Arizona Governor Bars State Use of Cryptocurrencies, Regulates Bitcoin ATMs
Arizona Governor Katie Hobbs has vetoed two bills related to the state’s use of cryptocurrencies, reinforcing a cautious approach to the adoption of such assets in government operations.
One of the vetoes was to Senate Bill 1373 , which sought to create a Strategic Digital Asset Reserve Fund. The proposal would allow the state to manage crypto assets obtained through judicial seizures or legislative transfers, with the expectation of investing up to 10% of the fund's total value in a fiscal year. Hobbs justified the veto by saying that the volatility of the cryptocurrency market could expose the general fund to unnecessary financial risk.
It was also rejected the Senate Bill 1024 , which would open the door for state agencies to accept cryptocurrency payments for fees, taxes, and other financial obligations. According to Hobbs, “while this bill would allow state agencies to enter into agreements to protect the state from the risks associated with cryptocurrencies, lawmakers on both sides acknowledged that it still leaves the door open to a lot of risk.”
Despite the rejections, the governor signed Bill 2749 into law, which creates a reserve fund to manage digital assets received by the state through airdrops, staking, and interest income. The text has a budget-neutral structure and avoids directly committing public resources to cryptocurrency investments.
Also in the same legislative session, Bill 2387 was passed, establishing new regulations for cryptocurrency kiosks, also known as Bitcoin ATMs. The new law requires operators to post fraud warnings, provide 24-hour customer support and issue detailed receipts for transactions.

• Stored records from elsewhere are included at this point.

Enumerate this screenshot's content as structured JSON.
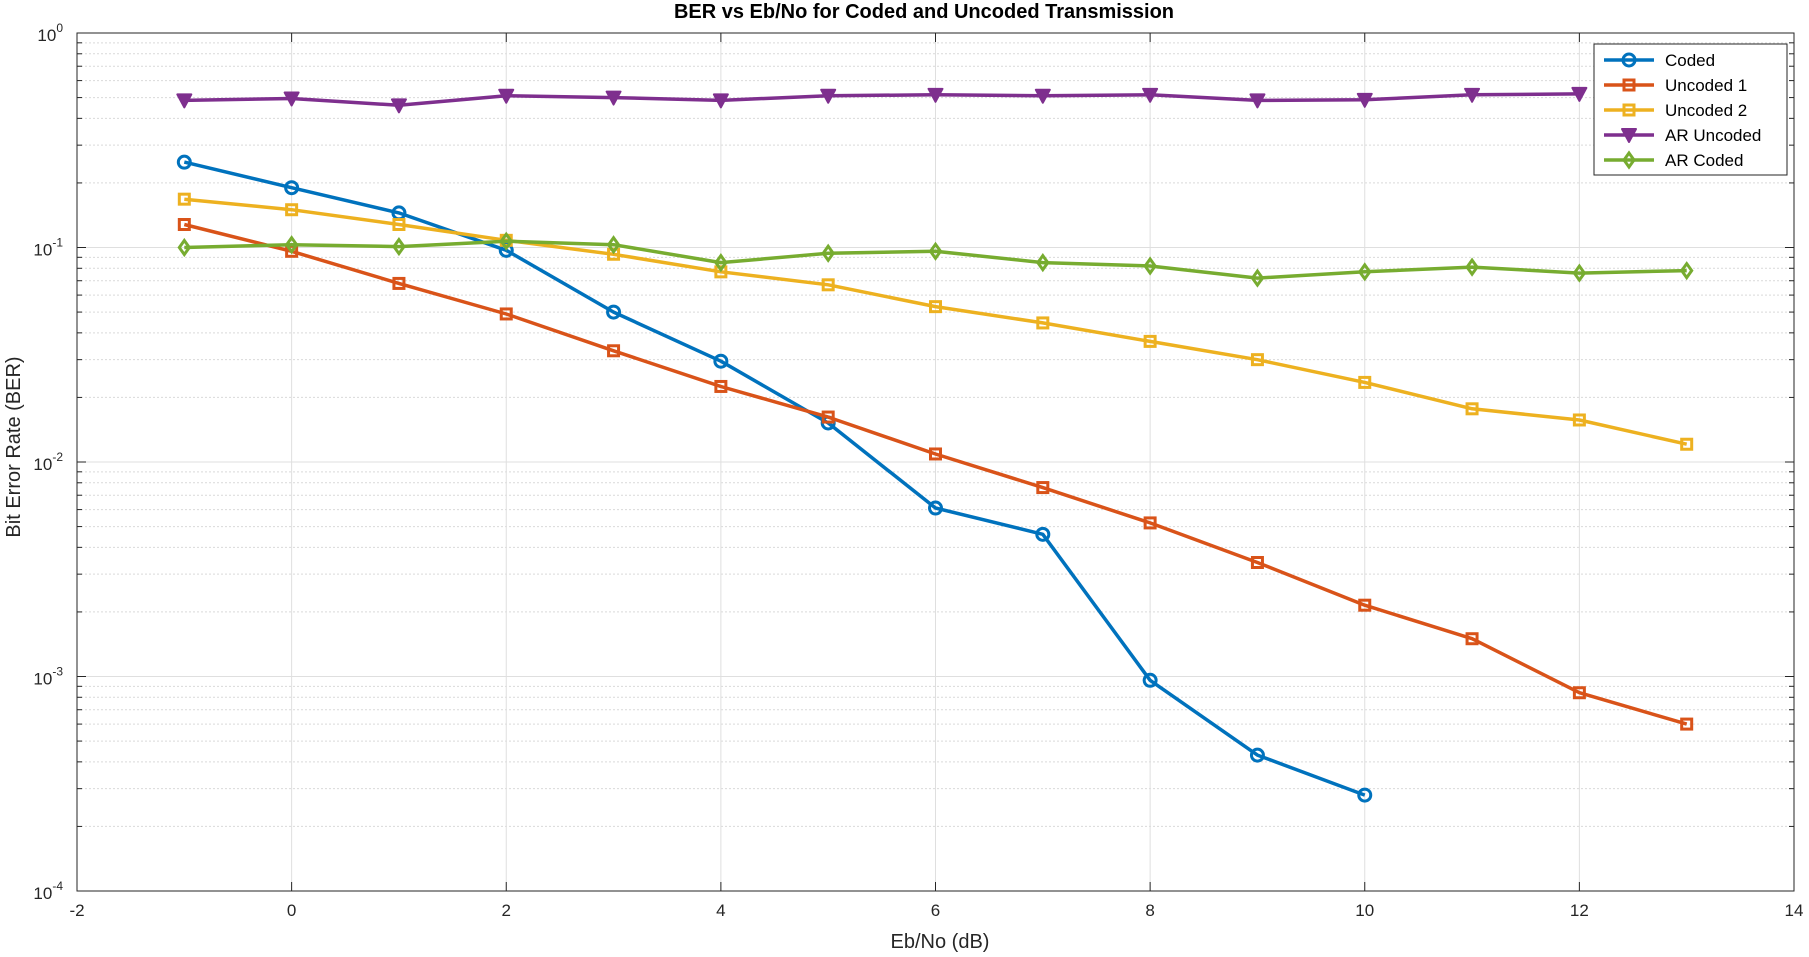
{
  "chart_data": {
    "type": "line",
    "title": "BER vs Eb/No for Coded and Uncoded Transmission",
    "xlabel": "Eb/No (dB)",
    "ylabel": "Bit Error Rate (BER)",
    "xlim": [
      -2,
      14
    ],
    "ylim": [
      0.0001,
      1
    ],
    "yscale": "log",
    "grid": true,
    "minor_grid": true,
    "legend_position": "top-right",
    "x_ticks": [
      "-2",
      "0",
      "2",
      "4",
      "6",
      "8",
      "10",
      "12",
      "14"
    ],
    "y_ticks": [
      {
        "base": "10",
        "exp": "0"
      },
      {
        "base": "10",
        "exp": "-1"
      },
      {
        "base": "10",
        "exp": "-2"
      },
      {
        "base": "10",
        "exp": "-3"
      },
      {
        "base": "10",
        "exp": "-4"
      }
    ],
    "series": [
      {
        "name": "Coded",
        "color": "#0072BD",
        "marker": "circle",
        "x": [
          -1,
          0,
          1,
          2,
          3,
          4,
          5,
          6,
          7,
          8,
          9,
          10
        ],
        "y": [
          0.25,
          0.19,
          0.145,
          0.097,
          0.05,
          0.0295,
          0.0152,
          0.0061,
          0.0046,
          0.00096,
          0.00043,
          0.00028
        ]
      },
      {
        "name": "Uncoded 1",
        "color": "#D95319",
        "marker": "square",
        "x": [
          -1,
          0,
          1,
          2,
          3,
          4,
          5,
          6,
          7,
          8,
          9,
          10,
          11,
          12,
          13
        ],
        "y": [
          0.128,
          0.096,
          0.068,
          0.049,
          0.033,
          0.0225,
          0.0162,
          0.0109,
          0.0076,
          0.0052,
          0.0034,
          0.00215,
          0.0015,
          0.00084,
          0.0006
        ]
      },
      {
        "name": "Uncoded 2",
        "color": "#EDB120",
        "marker": "square",
        "x": [
          -1,
          0,
          1,
          2,
          3,
          4,
          5,
          6,
          7,
          8,
          9,
          10,
          11,
          12,
          13
        ],
        "y": [
          0.168,
          0.15,
          0.128,
          0.108,
          0.093,
          0.077,
          0.067,
          0.053,
          0.0445,
          0.0365,
          0.03,
          0.0235,
          0.0177,
          0.0157,
          0.0121
        ]
      },
      {
        "name": "AR Uncoded",
        "color": "#7E2F8E",
        "marker": "triangle-down",
        "x": [
          -1,
          0,
          1,
          2,
          3,
          4,
          5,
          6,
          7,
          8,
          9,
          10,
          11,
          12
        ],
        "y": [
          0.485,
          0.495,
          0.46,
          0.51,
          0.5,
          0.485,
          0.51,
          0.515,
          0.51,
          0.515,
          0.485,
          0.488,
          0.515,
          0.52
        ]
      },
      {
        "name": "AR Coded",
        "color": "#77AC30",
        "marker": "diamond",
        "x": [
          -1,
          0,
          1,
          2,
          3,
          4,
          5,
          6,
          7,
          8,
          9,
          10,
          11,
          12,
          13
        ],
        "y": [
          0.1,
          0.103,
          0.101,
          0.107,
          0.103,
          0.085,
          0.094,
          0.096,
          0.085,
          0.082,
          0.072,
          0.077,
          0.081,
          0.076,
          0.078
        ]
      }
    ]
  }
}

Among the measures, transaction limits were also established: up to US$2.000 per day for new users and US$10.500 for returning customers. In addition, the use of blockchain analysis tools will be mandatory to block wallets suspected of involvement in fraud.
With these decisions, Arizona maintains a regulatory stance that favors the responsible and controlled use of cryptocurrencies, prioritizing the protection of public funds and consumers.
Disclaimer: The content of this article solely reflects the author's opinion and does not represent the platform in any capacity. This article is not intended to serve as a reference for making investment decisions.